Je maudis ceux qui ont fait de mon fils un tueur d’innocents

La mère du kamikaze auteur de l’attentat contre le palais du Gouvernement :

Je maudis ceux qui ont fait de mon fils un tueur d’innocents

par AFP, Le Jeune Indépendant, 15 avril 2007

«Je maudis ceux qui ont fait de mon fils un tueur d’innocents», a déclaré hier à l’AFP Messaouda, la mère du kamikaze auteur de l’attentat à la voiture contre le palais du Gouvernement, mercredi à Alger. «Je maudis tous ceux qui m’ont privé d’une tombe sur laquelle pleurer et me recueillir à la mémoire de mon fils déchiqueté dans l’explosion, et qui restera à jamais sans sépulture», a crié Messaouda débordant de colère et d’amertume.

Messaouda, la cinquantaine mais paraissant beaucoup plus âgée, se tenait debout, les pieds dans la boue du sol détrempé de la Ferme Ben-Boulaïd, près de Bachdjarah, un des bastions de l’islamisme, dans la banlieue est d’Alger. Elle habite une baraque faite de tôles, de planches et de parpaings dans ce vaste bidonville de plus de 300 foyers comptant chacun entre 5 et 12 personnes au moins.

Laissés-pour-compte de l’urbanisation anarchique du Grand-Alger, ils vivent dans un dénuement total sans eau courante ni électricité, pas loin du terminus du futur métro d’Alger et de son imposant atelier de maintenance. L’escalier monumental de cette station écrase littéralement le bidonville.

«Mon fils vivait la plupart du temps à Bourouba chez son père qui m’a délaissée pour se remarier», poursuit comme pour s’excuser Messaouda, la tête enveloppée dans un foulard, en serrant nerveusement son gilet en laine usé pour se protéger du vent glacial balayant le bidonville.

«Il était vendeur de légumes à la sauvette. Agressif avec ses frères et sœurs, il a été au moins 10 fois en prison et n’était pas pratiquant. J’ai été surprise de voir sa photo à la télévision», affirme-t-elle.
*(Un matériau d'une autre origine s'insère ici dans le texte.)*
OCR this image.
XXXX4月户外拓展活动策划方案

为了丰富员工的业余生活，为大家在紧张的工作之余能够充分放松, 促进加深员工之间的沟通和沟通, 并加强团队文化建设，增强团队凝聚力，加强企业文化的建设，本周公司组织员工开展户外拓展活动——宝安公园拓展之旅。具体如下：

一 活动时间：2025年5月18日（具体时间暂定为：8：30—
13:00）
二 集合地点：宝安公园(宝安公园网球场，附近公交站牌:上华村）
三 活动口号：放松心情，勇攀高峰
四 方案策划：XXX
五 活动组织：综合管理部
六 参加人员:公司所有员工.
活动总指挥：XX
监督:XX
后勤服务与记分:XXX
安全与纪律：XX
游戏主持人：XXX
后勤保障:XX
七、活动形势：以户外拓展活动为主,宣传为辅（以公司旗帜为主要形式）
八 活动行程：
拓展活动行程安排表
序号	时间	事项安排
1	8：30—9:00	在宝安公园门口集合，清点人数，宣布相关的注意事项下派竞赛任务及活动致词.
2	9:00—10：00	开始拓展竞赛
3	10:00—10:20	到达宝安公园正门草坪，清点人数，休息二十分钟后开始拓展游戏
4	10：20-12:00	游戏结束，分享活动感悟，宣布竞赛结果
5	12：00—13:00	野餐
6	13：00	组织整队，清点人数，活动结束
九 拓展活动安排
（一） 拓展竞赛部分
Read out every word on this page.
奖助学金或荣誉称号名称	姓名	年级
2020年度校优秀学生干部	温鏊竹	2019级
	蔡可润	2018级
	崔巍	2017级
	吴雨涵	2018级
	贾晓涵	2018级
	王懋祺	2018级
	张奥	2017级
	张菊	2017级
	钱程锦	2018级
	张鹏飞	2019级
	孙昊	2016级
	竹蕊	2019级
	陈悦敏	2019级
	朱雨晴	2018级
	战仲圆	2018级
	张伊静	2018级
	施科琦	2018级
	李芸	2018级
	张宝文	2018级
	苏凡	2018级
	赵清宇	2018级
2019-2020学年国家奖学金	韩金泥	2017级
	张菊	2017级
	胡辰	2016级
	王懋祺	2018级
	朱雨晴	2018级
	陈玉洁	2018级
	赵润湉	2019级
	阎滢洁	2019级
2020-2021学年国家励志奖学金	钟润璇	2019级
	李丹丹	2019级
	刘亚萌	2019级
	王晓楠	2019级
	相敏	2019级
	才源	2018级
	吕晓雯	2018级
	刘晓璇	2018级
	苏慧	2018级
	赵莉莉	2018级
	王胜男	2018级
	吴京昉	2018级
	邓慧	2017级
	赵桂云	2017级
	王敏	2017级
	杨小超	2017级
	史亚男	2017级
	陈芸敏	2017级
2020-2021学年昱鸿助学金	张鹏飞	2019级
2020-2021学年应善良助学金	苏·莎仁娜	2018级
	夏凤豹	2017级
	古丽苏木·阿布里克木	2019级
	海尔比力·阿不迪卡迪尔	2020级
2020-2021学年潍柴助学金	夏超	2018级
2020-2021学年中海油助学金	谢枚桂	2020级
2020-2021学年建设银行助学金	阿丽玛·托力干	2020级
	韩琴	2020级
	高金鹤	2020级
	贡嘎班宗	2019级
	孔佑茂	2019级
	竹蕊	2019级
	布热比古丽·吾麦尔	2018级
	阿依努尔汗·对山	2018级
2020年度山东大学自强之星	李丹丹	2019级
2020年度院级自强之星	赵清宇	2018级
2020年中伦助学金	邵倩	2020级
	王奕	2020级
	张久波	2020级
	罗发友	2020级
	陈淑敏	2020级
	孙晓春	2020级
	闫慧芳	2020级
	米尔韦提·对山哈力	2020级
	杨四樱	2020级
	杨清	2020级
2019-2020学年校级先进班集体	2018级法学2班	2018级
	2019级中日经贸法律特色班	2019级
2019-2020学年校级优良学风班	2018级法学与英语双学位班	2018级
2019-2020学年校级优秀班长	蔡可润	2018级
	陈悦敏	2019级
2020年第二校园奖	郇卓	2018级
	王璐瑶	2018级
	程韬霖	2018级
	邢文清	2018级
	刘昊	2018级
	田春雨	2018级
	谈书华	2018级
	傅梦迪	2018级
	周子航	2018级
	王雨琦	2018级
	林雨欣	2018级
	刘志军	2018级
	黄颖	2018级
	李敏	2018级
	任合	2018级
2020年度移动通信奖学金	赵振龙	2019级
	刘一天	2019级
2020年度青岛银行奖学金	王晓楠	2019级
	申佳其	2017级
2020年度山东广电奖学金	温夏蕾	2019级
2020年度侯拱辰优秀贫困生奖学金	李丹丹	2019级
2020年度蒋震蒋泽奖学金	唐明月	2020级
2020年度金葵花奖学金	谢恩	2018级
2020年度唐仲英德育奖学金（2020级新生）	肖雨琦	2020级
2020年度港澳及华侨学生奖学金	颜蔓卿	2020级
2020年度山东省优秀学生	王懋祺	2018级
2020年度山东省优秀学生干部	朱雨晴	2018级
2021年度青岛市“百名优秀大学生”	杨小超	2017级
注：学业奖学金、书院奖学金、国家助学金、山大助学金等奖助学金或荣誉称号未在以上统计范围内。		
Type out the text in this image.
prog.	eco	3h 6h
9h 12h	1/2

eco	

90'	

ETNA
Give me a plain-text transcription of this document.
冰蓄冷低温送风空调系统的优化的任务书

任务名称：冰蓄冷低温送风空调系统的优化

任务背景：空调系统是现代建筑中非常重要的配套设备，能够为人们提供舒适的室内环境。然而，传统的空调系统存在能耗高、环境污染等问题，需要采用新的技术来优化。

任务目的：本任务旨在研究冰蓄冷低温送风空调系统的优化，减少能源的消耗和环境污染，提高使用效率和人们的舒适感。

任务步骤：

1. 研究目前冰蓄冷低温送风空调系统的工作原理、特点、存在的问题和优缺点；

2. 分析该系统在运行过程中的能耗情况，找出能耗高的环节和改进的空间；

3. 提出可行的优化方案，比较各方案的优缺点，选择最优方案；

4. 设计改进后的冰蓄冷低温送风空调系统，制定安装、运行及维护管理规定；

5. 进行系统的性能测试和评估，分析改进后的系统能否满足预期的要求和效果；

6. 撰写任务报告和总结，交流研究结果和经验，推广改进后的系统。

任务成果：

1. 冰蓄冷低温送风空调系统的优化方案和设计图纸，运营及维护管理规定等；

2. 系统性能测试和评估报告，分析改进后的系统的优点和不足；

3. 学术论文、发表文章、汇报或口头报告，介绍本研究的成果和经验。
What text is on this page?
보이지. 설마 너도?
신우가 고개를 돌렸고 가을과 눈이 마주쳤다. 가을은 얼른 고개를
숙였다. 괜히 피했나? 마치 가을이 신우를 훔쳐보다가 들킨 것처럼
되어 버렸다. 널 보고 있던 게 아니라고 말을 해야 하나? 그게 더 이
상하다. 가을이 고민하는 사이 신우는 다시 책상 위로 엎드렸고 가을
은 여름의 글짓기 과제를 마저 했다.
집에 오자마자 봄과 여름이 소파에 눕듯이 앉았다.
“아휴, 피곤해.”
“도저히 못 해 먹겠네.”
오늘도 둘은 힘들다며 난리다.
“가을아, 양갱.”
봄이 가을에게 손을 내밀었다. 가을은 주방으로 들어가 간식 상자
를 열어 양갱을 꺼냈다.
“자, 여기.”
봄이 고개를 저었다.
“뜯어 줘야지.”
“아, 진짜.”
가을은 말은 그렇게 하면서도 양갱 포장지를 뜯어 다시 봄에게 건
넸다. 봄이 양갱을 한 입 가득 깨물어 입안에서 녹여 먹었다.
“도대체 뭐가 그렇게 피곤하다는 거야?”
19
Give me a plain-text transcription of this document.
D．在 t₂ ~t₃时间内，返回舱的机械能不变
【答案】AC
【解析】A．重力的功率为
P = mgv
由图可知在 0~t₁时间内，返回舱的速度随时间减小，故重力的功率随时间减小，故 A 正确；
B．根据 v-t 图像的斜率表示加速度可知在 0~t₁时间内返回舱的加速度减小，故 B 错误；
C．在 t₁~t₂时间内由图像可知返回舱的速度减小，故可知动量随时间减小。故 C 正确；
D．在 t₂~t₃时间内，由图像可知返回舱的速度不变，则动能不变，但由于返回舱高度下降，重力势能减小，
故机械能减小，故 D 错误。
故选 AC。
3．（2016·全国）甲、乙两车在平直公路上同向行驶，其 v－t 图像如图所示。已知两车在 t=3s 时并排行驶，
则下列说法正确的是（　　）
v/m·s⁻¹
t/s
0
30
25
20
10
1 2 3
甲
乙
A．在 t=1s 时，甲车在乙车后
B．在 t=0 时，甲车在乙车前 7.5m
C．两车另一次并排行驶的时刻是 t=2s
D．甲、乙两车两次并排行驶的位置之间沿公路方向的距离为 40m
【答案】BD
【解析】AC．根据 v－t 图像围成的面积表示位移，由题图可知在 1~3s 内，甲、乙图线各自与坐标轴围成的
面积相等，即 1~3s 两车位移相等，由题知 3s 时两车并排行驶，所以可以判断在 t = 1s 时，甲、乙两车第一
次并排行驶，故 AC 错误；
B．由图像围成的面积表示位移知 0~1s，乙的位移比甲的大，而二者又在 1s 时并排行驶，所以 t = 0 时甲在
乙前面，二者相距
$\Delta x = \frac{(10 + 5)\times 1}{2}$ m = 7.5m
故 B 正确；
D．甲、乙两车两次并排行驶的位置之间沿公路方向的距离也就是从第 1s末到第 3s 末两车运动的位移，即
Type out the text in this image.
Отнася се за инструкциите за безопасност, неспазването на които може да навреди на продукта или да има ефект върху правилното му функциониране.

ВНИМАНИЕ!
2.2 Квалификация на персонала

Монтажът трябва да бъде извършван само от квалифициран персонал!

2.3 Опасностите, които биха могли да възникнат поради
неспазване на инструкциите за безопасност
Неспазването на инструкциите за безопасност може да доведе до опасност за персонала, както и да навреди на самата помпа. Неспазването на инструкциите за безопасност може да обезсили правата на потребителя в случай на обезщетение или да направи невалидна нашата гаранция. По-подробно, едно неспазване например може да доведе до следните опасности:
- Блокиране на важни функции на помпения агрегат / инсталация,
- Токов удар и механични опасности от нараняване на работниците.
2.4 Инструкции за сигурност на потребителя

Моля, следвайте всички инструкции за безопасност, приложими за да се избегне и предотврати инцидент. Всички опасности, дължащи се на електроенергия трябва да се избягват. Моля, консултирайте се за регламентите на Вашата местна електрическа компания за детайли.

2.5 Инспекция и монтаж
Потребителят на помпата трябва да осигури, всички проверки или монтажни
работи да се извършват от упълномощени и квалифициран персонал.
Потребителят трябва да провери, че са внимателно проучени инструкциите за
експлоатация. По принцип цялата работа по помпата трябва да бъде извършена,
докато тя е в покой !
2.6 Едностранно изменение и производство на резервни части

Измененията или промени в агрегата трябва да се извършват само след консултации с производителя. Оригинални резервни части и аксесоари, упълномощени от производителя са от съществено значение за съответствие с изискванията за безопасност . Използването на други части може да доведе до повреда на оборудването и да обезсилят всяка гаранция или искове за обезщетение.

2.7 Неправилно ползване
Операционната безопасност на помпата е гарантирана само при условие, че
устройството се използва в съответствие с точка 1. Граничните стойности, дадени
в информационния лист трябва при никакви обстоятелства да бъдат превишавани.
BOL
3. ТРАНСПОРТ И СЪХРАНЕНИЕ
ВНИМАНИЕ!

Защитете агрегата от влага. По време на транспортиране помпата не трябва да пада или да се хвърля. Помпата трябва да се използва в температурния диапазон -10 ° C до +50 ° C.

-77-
La photo de Merouane Boudina, 28 ans, alias Mouaâd Ben Jabel, le visage juvénile, découvert, a été mise en ligne par El-Qaïda sur un site islamiste accompagnant la revendication des deux attentats d’Alger qui ont fait 33 morts et plus de 200 blessés.

Les deux autres kamikazes qui s’étaient fait exploser contre un commissariat à Bab Ezzouar, à l’est d’Alger, avaient le visage enveloppé d’un turban. Leur piste n’a pas encore été retrouvée par la police. Le frère cadet de Merouane, Achour (24 ans), lui-même repris de justice, reconnaît que son frère kamikaze n’était pas un fervent musulman.

«Il avait tout le temps maille à partir avec la police pour des délits de vol et un comportement contraire à l’islam», ajoute-t-il. «Nous vivons tous dans la pauvreté dans ce bidonville, mais cela n’excuse pas ce qu’a fait mon frère et le terrorisme», ajoute Achour en regardant le gourbi dans lequel s’entassent ses dix frères et sœurs, livrés à eux-mêmes après avoir été abandonnés par leur père.

«J’ai bu du vin et j’ai fumé du haschich avec Merouane, et je sais qu’il n’était pas un intégriste religieux», intervient Liès, un ami d’enfance du kamikaze qui habite comme lui ce bidonville érigé en contrebas de la route dans les plis de l’oued Ouchaïeh, qui sert d’égout à ciel ouvert.

Dans un entretien vendredi soir à des médias algériens, le frère aîné du kamikaze, Noureddine, plombier et agent de sécurité, avait affirmé que «les commanditaires de l’attentat avaient exploité l’ignorance de Merouane qui n’avait rien dans la tête».

Noureddine était samedi au travail, selon Messaouda. AFP.